Yoshinari: It was. There was that small theater in Kichijouji called the JAV50 -now it’s the Baus Theater- and they used to have an annual program where they would screen Russian or East-European animation, to which I was going every year thinking it could be stimulating. There I saw a short film called The Mitten by Roman Katchanov.
Oguro: It’s Russian stop-motion animation.
Yoshinari: I was really shocked when I watched that. Character felt like they were alive. It was something completely distinct from what I was making. I couldn’t bear the idea of being classified under the same term of ‘animation’.
Oguro: Without exaggeration?
Yoshinari: Yes. So I persuaded myself to consider anime only as anime and to draw a clear line. I think I was at GAINAX then, and I also had to work on stuff which made me think, “Why in the world do I have to do this?” while drawing key frames, so I needed that distinction.
Yoshinari: Or I’d rather say that I told myself to enjoy my own job, that I shouldn’t be fussy about the shows I get to work on. I shifted my general attitude about it, thinking there was an appropriate way for each show. After that I was willing to do any kind of work I could get, even Mahoromatic, for example.
Oguro: You mostly handled action scenes in Mahoromatic as well, but you’re saying you were also enthusiastic about doing other parts?
Yoshinari: I had the intention of doing whatever I was asked to, but in the end I only got that kind of scenes, and no acting. They were simply bringing me difficult scenes, so I was doing action or effects for the most part. Of course it was OK for me to do difficult parts since I was an employee, and it was on my work time so they had to take advantage of it.

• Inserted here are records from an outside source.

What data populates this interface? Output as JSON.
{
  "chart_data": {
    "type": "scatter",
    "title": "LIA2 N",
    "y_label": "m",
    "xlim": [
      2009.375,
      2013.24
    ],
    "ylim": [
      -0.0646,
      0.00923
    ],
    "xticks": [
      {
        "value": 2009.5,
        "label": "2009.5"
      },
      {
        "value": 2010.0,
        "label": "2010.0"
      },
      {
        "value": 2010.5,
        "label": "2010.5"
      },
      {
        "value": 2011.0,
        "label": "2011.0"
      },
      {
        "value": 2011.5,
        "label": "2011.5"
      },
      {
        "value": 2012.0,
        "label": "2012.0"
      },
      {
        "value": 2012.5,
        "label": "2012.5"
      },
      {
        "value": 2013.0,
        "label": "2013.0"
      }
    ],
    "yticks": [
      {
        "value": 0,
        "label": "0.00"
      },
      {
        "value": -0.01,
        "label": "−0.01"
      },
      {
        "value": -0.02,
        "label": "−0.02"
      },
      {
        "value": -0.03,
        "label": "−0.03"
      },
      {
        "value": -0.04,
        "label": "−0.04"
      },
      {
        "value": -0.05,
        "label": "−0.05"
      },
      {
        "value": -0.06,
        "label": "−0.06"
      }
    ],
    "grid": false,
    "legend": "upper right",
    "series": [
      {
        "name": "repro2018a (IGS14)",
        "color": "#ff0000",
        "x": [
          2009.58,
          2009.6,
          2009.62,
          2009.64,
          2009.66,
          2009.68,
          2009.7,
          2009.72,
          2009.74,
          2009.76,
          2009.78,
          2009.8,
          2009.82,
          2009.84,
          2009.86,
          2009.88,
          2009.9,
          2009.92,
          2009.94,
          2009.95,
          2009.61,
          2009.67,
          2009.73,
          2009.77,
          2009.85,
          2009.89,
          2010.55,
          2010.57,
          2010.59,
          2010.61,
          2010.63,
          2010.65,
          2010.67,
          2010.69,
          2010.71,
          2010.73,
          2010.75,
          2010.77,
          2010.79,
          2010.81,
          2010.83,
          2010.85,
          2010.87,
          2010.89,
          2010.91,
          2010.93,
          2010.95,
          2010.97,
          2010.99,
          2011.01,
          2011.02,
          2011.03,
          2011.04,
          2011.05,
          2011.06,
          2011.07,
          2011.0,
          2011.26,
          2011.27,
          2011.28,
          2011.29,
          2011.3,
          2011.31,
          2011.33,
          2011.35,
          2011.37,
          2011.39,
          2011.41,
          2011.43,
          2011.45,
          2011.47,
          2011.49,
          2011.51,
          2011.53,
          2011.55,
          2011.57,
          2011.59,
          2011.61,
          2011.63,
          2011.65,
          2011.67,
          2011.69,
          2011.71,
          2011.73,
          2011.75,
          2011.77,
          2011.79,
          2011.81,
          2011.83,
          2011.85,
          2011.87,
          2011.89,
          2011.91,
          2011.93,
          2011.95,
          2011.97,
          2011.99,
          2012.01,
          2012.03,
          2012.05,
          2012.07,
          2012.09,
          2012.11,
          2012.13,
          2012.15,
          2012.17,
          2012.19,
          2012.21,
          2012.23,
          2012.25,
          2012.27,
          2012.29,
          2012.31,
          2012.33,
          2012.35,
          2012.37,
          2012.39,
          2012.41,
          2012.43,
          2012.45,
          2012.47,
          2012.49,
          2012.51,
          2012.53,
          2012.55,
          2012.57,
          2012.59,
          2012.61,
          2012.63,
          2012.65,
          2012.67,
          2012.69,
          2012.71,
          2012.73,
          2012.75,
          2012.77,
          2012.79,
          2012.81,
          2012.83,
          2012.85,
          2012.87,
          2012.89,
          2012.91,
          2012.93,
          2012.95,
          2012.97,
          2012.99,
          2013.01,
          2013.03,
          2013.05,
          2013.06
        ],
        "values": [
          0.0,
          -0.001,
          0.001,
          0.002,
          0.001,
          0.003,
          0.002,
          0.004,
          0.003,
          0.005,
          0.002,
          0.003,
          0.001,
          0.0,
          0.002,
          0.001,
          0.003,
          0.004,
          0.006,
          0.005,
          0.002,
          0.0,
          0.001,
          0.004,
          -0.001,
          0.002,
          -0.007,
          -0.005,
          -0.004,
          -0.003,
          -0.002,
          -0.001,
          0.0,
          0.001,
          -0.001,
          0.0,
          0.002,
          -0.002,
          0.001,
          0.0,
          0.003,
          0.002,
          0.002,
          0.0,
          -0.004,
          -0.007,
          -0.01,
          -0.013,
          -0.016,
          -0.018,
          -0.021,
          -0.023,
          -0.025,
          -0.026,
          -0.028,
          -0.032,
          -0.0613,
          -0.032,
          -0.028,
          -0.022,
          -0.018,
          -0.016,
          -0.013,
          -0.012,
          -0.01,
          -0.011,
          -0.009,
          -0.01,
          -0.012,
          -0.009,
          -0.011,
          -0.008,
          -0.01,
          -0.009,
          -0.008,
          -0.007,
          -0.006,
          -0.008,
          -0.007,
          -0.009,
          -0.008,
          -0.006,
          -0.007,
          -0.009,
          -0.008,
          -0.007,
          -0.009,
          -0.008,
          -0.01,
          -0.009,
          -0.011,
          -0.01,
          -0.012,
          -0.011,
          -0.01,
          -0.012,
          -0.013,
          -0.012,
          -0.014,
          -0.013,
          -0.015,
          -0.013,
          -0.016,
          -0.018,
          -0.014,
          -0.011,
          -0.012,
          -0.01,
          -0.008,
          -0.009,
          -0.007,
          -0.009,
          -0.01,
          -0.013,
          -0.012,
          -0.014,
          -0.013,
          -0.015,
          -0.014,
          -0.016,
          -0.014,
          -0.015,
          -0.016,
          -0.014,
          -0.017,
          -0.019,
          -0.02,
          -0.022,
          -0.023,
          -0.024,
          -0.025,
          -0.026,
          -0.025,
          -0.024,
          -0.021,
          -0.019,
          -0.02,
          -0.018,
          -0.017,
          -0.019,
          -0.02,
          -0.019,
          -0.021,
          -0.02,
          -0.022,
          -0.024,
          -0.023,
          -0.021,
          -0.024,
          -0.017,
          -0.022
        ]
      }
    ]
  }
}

Oguro: We consider you as an action authority, and I think a great part of the works you’ve done are action scenes, yet personally, you’re not intending to master action animation?
Yoshinari: I don’t really care. I’m just doing it for the fun of making drawings move, so to use harsh terms, I don’t have affection for characters. As long as I can make it move, I don’t care what kind of drawing it is, and I guess most qualified animators think the same way. Like, (Toshiyuki) Inoue-san’s also working with that mindset, I think.
Yoshinari: Well, I also think that even if drawings look great, it’s not good if they’re not relevant to the work itself. After all we need to think about the work and to reflect on the audience’s enjoyment. I try not be selfish in my enjoyment.
Oguro: You mean you mustn’t just seek for your own satisfaction as an artist?
Yoshinari: It’s not really satisfaction, but the process of animating itself is so pleasant I tend to look like I only care about technique. That’s something I shouldn’t do.
Oguro: So you don’t care about the style of the drawings either?
Yoshinari: Of course I do, but I just don’t have any inclination or particular preference, since there are approaches or aesthetics to fit each one. I prefer to think about how I would animate it.
Oguro: Currently on Little Witch Academia, you’re drawing cute characters with few amounts of lines. Does that means it was also in your artistic range?
Yoshinari: I guess so. Even if I’d rather say I just came up it this without thinking that much. First I thought about giving more direction to the designs, but there was a pressure around me, saying it wouldn’t be well-received (wry smile). So after some course correction, they ended up being kind of orthodox.
Oguro: Oh, so you were aiming for more original designs?
Yoshinari: Well, I thought I would make them a little bit different from what we’re used to see.
Oguro: But people around told you not to make it too different?
Yoshinari: First they told me “It’s not cute” (laugh). “Can’t you do something about it?”. And since I don’t have preferences of my own, I’m easily influenced by others. If I’m told something’s wrong, I immediately change course.